Все, что осталось от вампирши – лишь клочок белоснежного платья невесты, что, обильно сдобренный чьей-то кровью, зацепился за осколок окна.

Полковые лекари очень долго выхаживали Жуковского и, благодаря лишь их стараниям, он все-таки остался жив. До конца своих дней он грустил, будучи замкнут в себе и старался держаться от людей особняком.

Лишь иногда он доставал шкатулку с обрывком платья – все, что осталось ему от дочери, и твердый взор подполковника затуманивался слезами.

Из Петербурга приезжали следователи от государева двора под предводительством поручика Оболенского, провел свое расследование и Святейший Правительствующий Синод, но должных причин, чтобы объяснить гибель целого взвода пехоты, никто из них так и не нашел.

Смерть солдат в итоге списали на стычку с разбойниками, дело было засекречено, и даже говорить об истинных причинах гибели служивых было князем запрещено.

Губернатор лично взял странное дело под свой контроль, городские власти хватали всех, кто открывал об этом рот, и о бойне в храме, как и об осквернении его, с течением времени постепенно забыли.

Неизвестным науке чудом оказался жив отец Николай, и уж совсем был удивлен народ, когда он наскоро оправился от полученных увечий и продолжил заниматься духовно-просветительскими делами города.

Никто и не догадывался, что это демон Белиал исполнил свои обязательства по договору с грешником, и верующие люди посчитали, что это ангелы небесные оставили жизнь священнику, чтобы и дальше благочестивый отец нес слово Божие всем искренне нуждающимся в том людям на благословенной и чистой, православной тамбовской земле.

Спустя несколько лет добрый батюшка открыл в одном из собственных загородных домов епархиальное училище для девиц духовного звания, и даже лично, как умел, всеми силами способствовал их блаженному вознесению к небесам.

Год спустя, обвиненный воспитанницами в срамных делах и распутстве, безвинно оклеветанный отец Николай был вызван в стольный Петербург, для присутствия в Святейшем Правительствующем Синоде, а училище было закрыто.

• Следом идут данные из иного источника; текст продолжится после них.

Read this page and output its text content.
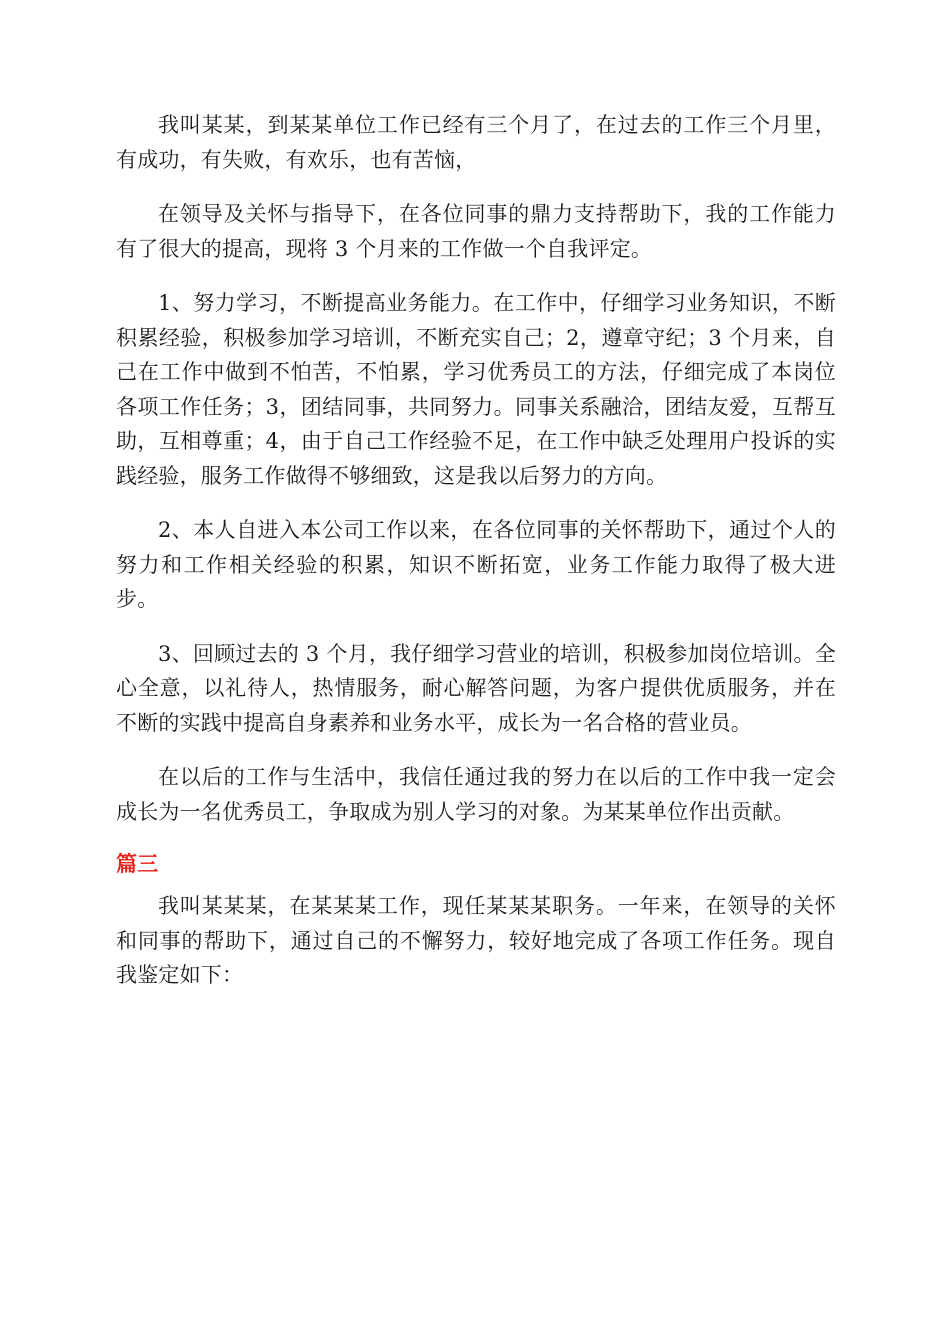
我叫某某，到某某单位工作已经有三个月了，在过去的工作三个月里，有成功，有失败，有欢乐，也有苦恼，

在领导及关怀与指导下，在各位同事的鼎力支持帮助下，我的工作能力有了很大的提高，现将 3 个月来的工作做一个自我评定。

1、努力学习，不断提高业务能力。在工作中，仔细学习业务知识，不断积累经验，积极参加学习培训，不断充实自己；2，遵章守纪；3 个月来，自己在工作中做到不怕苦，不怕累，学习优秀员工的方法，仔细完成了本岗位各项工作任务；3，团结同事，共同努力。同事关系融洽，团结友爱，互帮互助，互相尊重；4，由于自己工作经验不足，在工作中缺乏处理用户投诉的实践经验，服务工作做得不够细致，这是我以后努力的方向。

2、本人自进入本公司工作以来，在各位同事的关怀帮助下，通过个人的努力和工作相关经验的积累，知识不断拓宽，业务工作能力取得了极大进步。

3、回顾过去的 3 个月，我仔细学习营业的培训，积极参加岗位培训。全心全意，以礼待人，热情服务，耐心解答问题，为客户提供优质服务，并在不断的实践中提高自身素养和业务水平，成长为一名合格的营业员。

在以后的工作与生活中，我信任通过我的努力在以后的工作中我一定会成长为一名优秀员工，争取成为别人学习的对象。为某某单位作出贡献。

篇三

我叫某某某，在某某某工作，现任某某某职务。一年来，在领导的关怀和同事的帮助下，通过自己的不懈努力，较好地完成了各项工作任务。现自我鉴定如下：
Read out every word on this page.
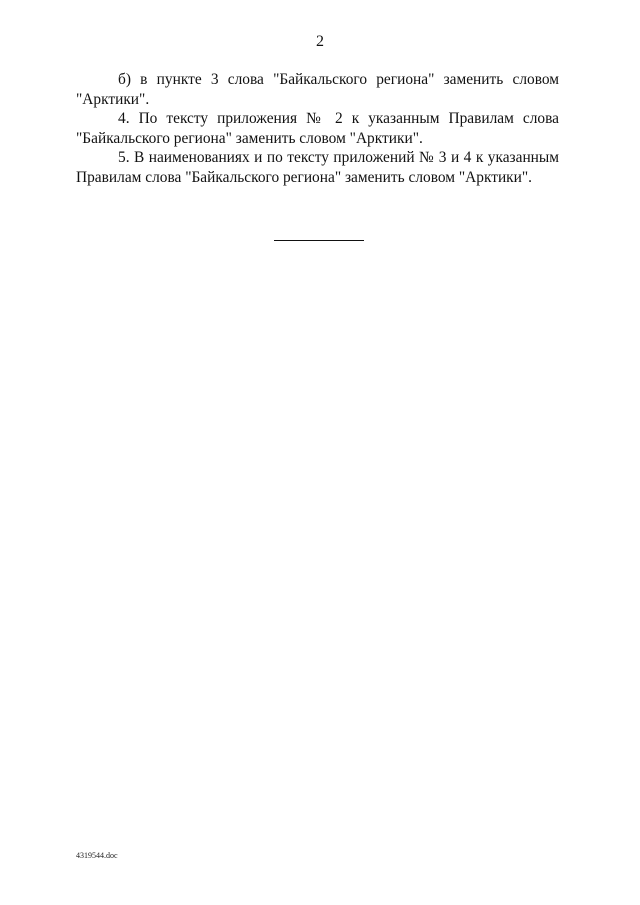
2

б) в пункте 3 слова "Байкальского региона" заменить словом "Арктики".

4. По тексту приложения № 2 к указанным Правилам слова "Байкальского региона" заменить словом "Арктики".

5. В наименованиях и по тексту приложений № 3 и 4 к указанным Правилам слова "Байкальского региона" заменить словом "Арктики".

4319544.doc
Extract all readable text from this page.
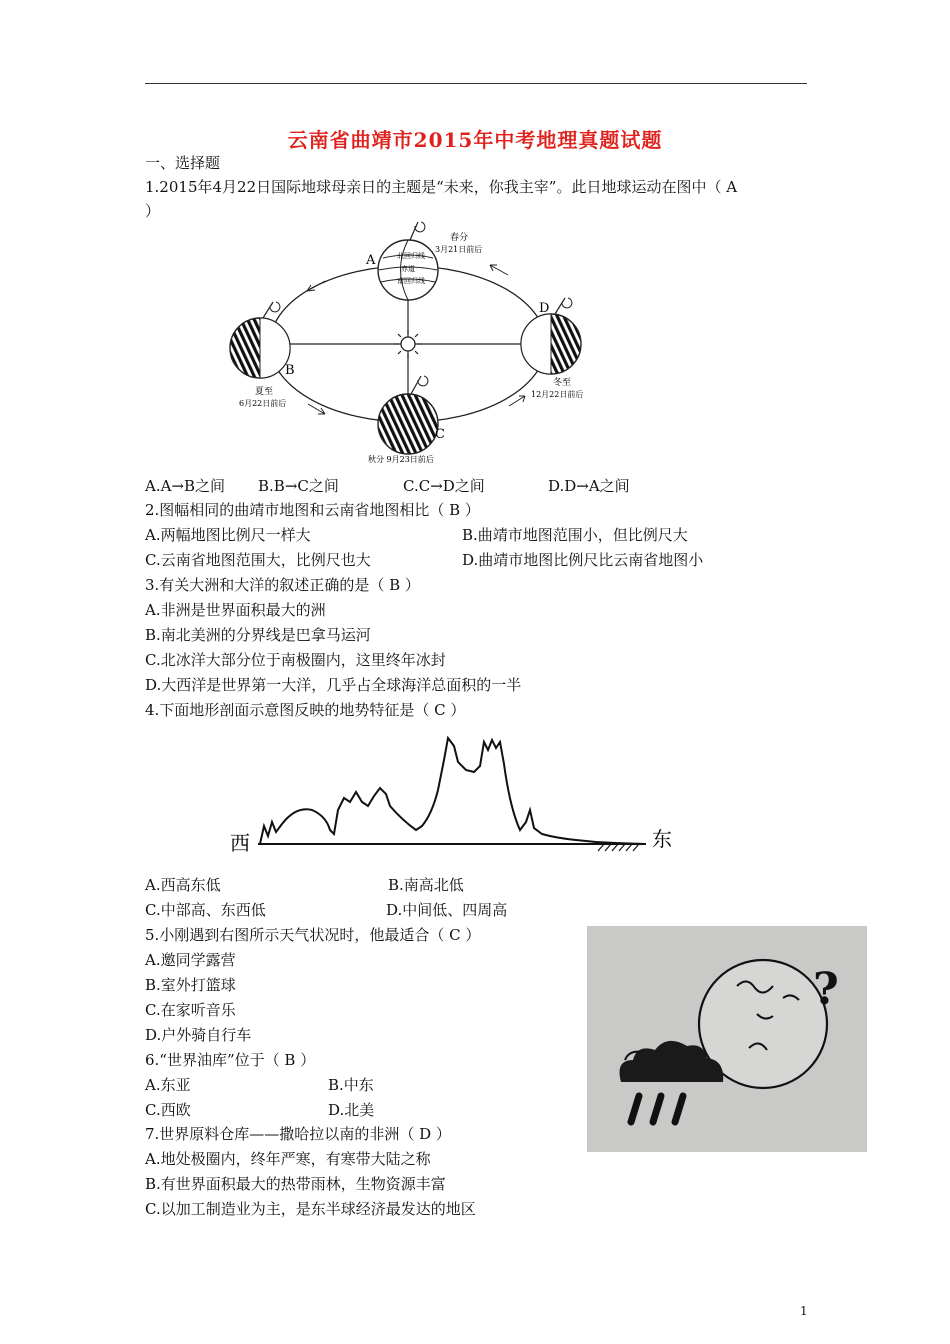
云南省曲靖市2015年中考地理真题试题
一、选择题
1.2015年4月22日国际地球母亲日的主题是“未来，你我主宰”。此日地球运动在图中（ A
）
北回归线
赤道
南回归线
A
春分
3月21日前后
B
夏至
6月22日前后
D
冬至
12月22日前后
C
秋分 9月23日前后
A.A→B之间 B.B→C之间	C.C→D之间	D.D→A之间
2.图幅相同的曲靖市地图和云南省地图相比（ B ）
A.两幅地图比例尺一样大	B.曲靖市地图范围小，但比例尺大
C.云南省地图范围大，比例尺也大	D.曲靖市地图比例尺比云南省地图小
3.有关大洲和大洋的叙述正确的是（ B ）
A.非洲是世界面积最大的洲
B.南北美洲的分界线是巴拿马运河
C.北冰洋大部分位于南极圈内，这里终年冰封
D.大西洋是世界第一大洋，几乎占全球海洋总面积的一半
4.下面地形剖面示意图反映的地势特征是（ C ）
西	东
A.西高东低	B.南高北低
C.中部高、东西低	D.中间低、四周高
5.小刚遇到右图所示天气状况时，他最适合（ C ）
A.邀同学露营
B.室外打篮球
C.在家听音乐
D.户外骑自行车
?
6.“世界油库”位于（ B ）
A.东亚	B.中东
C.西欧	D.北美
7.世界原料仓库——撒哈拉以南的非洲（ D ）
A.地处极圈内，终年严寒，有寒带大陆之称
B.有世界面积最大的热带雨林，生物资源丰富
C.以加工制造业为主，是东半球经济最发达的地区
1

Веря в беспочвенность тех обвинений, его друзья, сподвижники и ученики сделали все, чтобы это заведение осталось в истории лишь как проект на бумагах, дабы очистить от грязи и лжи непорочное имя благочестивого и светлого достопочтенного пастора. Они же помогли предателю и оказаться в высшем свете духовенства российского, дабы известный своей душевной чистотой священник нес слово Божие и заповеди на благо всей уже, погрязшей во тьме и власти греха, великой империи.

Бесчестно попирая втайне все каноны православной веры, церковный ренегат умер в глубокой старости от рака печени в одном из закрытых монастырей для мужчин, и душа его, предназначенная нечистому, как и положено, на муки вечные отлетела в ад.

Юная девушка в платье невесты, что восстала из могилы и пила кровь людей вошла в число тамбовских городских легенд, и многие потом считали, что данная история есть не что иное, как плагиат куда как более известной истории о Кармилле. Больше о Насте в городе не вспоминали.